What's good and what's bad in Bush's tax plan.
WHEN MARRIAGE BUFFS (like us) consider President Bush's proposed tax cuts, we don't obsess over whether they will be good for the economy, or for certain government programs, or for the Republican party. We lose sleep over whether they will be good for the institutions of marriage and the family. And for those who share our little fixation, here's the skinny: President Bush's tax plan contains one very good idea and one very bad one.
The good idea is doubling the child tax credit, from $500 to $1,000. This increase would reflect the principle that raising children is not only a private lifestyle choice, like raising geraniums, but also a socially necessary vocation that deserves and requires support from society.
Unlike reducing marginal rates, which disproportionately benefits the affluent, the child tax credit is non-regressive; the poorest taxpaying family benefits from it just as much as (and proportionately more than) the richest. Moreover, unlike the notoriously unfair dependent care tax credit, which provides tax relief to parents using commercial child care, the child tax credit helps all taxpaying families with children. (Indeed, as part of this year's tax package, we hope that the president and Congress will finally correct the inequity at the heart of the dependent care tax credit, either by replacing it with an even larger child tax credit -- say, $1,500 per child -- or by making it available on a non-discriminatory basis to all families with young children.)
At the same time, while the child tax credit helps many married parents, its connection to marriage itself is indirect. Because the credit is marriage-neutral, it fails to reflect any societal or policy understanding of what marriage is. To get at this deeper issue -- the one that truly sets the heart of the marriage buff aflutter -- we must look at what is surely the most misbegotten tax issue of the past two decades: the so-called marriage penalty. And here is where the Bush tax plan takes a wrong turn. Indeed, the president's proposal to reduce the marriage penalty would weaken marriage, not strengthen it.
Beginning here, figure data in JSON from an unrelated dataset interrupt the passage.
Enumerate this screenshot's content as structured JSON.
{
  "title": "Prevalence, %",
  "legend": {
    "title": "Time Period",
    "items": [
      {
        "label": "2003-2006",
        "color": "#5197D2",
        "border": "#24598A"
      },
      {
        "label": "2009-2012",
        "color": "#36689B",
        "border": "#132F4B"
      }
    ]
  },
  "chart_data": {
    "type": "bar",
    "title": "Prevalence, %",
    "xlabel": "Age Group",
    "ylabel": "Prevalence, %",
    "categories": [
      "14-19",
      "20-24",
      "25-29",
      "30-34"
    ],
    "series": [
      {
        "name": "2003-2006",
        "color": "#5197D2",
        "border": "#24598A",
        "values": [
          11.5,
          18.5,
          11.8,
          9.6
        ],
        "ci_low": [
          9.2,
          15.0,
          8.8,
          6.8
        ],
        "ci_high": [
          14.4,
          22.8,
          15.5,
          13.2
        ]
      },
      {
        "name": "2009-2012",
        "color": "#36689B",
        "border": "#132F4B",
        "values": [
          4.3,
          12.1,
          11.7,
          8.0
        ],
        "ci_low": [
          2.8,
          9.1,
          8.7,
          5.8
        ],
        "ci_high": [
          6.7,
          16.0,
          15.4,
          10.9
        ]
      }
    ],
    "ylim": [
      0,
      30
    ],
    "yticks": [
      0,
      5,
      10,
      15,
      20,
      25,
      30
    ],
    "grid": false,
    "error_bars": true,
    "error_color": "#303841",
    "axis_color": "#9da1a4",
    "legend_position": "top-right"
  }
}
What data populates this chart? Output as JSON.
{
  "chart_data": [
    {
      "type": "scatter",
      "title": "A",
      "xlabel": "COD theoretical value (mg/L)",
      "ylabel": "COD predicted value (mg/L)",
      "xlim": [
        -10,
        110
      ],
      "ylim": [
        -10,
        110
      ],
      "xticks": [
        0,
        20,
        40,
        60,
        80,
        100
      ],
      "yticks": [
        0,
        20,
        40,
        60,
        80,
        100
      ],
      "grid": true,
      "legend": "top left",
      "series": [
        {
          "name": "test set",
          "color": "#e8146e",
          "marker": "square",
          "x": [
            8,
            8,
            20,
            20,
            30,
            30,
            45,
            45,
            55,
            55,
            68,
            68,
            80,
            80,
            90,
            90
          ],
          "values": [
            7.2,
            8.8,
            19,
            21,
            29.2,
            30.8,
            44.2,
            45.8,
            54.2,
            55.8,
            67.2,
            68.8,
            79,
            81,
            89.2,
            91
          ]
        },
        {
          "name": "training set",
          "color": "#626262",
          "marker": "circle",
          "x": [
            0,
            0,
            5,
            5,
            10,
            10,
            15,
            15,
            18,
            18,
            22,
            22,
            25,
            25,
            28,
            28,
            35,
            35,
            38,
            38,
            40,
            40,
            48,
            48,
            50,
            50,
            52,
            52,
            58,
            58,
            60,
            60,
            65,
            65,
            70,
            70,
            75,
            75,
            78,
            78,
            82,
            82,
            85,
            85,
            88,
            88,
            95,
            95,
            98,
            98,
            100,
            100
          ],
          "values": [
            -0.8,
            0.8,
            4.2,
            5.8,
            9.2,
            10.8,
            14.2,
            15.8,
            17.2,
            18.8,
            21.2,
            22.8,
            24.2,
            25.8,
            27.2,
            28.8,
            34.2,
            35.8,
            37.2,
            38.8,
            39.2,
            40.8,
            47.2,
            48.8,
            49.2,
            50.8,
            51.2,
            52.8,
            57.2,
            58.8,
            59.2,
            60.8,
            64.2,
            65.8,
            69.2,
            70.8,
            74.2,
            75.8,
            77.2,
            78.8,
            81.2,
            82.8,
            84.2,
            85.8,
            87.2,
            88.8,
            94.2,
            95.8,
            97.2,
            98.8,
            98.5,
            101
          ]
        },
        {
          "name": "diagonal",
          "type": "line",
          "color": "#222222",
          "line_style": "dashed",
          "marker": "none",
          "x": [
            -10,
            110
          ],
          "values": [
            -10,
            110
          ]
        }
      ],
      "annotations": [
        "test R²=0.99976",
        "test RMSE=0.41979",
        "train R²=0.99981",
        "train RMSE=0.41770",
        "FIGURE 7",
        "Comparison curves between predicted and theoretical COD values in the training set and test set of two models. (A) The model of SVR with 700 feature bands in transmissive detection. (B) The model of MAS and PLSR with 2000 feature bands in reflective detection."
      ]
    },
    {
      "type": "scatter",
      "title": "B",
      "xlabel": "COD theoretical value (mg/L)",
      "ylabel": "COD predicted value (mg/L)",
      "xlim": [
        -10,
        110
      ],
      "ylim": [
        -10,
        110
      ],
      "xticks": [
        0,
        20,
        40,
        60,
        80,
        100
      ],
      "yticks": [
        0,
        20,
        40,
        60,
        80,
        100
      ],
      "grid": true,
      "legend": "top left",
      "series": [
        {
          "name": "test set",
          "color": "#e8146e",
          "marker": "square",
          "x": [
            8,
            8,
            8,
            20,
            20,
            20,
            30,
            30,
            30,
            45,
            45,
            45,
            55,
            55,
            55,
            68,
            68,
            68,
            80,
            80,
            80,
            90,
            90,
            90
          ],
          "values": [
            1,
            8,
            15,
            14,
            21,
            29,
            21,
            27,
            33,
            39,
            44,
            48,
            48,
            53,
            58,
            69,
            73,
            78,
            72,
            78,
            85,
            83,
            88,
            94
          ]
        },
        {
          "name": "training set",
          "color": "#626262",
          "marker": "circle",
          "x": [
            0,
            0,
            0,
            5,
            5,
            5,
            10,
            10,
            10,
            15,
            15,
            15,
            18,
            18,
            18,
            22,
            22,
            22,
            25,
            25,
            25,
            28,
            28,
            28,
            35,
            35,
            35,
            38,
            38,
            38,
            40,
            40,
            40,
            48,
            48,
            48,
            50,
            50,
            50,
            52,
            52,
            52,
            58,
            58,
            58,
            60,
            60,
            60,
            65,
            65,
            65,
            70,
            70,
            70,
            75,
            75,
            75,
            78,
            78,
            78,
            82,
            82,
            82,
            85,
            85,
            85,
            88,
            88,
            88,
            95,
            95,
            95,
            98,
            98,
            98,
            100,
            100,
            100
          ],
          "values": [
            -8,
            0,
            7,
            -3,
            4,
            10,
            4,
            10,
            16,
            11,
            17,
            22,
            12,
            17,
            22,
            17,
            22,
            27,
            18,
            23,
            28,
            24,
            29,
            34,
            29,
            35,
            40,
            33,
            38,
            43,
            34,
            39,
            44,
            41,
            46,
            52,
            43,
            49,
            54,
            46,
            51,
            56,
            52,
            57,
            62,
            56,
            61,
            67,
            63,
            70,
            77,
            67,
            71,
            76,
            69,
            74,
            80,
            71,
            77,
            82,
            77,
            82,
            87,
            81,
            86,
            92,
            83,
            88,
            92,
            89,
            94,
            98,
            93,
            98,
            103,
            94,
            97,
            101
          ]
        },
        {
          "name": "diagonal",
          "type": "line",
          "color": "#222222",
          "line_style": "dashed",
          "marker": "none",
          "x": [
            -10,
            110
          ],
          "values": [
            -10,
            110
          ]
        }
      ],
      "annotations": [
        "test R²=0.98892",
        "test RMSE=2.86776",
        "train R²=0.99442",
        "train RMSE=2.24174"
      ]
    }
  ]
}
To get this issue straight, we need to rewind the tape a bit. For marriage buffs, the tax question on which all else rides is whether we tax married persons as individuals, essentially as if they were single, or treat the married-couple household as a single unit of taxation. Because marriage buffs want public policy to recognize that marriage exists, we cling to the latter formula. Conversely, those who dislike marriage, as well as those who haven't thought it through, or who simply have other tax-policy fish to fry, almost always favor the tax-them-as-individuals approach.
Criticism of something called the "marriage penalty" -- defined as a married couple's paying more in taxes filing jointly than they would if they had remained single and filed separately -- first emerged in the United States in the 1970s. The proposed solution sprang from the ideological Left, and entered the U.S. debate in part by way of Swedish social radicalism: Ignore marriage altogether. Tax everyone individually. Such a shift in public policy would eliminate the marriage penalty, but it would also sharply scale back recognition of marriage in public policy and, in the process, create substantial economic disincentives for all forms of marital interdependence, including the decision of mothers to be at home with children. For the Left as a whole, this posed no problem. And for the anti-marriage Left, what a sweet irony. They could advance their agenda under the rhetorical guise of helping some married couples!
In the early 1980s, the story got even stranger, as eliminating the Left-defined "marriage penalty" suddenly became a pet cause of supply-side economists in the Reagan administration. Supply-siders' mission is to cut marginal tax rates to induce more and more Americans to get jobs and work longer hours, thus boosting the gross national product. In important respects, however, they are soul mates of the anti-marriage Left. Both groups see the world primarily in terms of autonomous individuals, not family units or people who depend on others. Both strongly favor the market economy over the household economy, and paid work over unpaid work. In particular, both groups look at able-bodied mothers at home with children and see a social problem.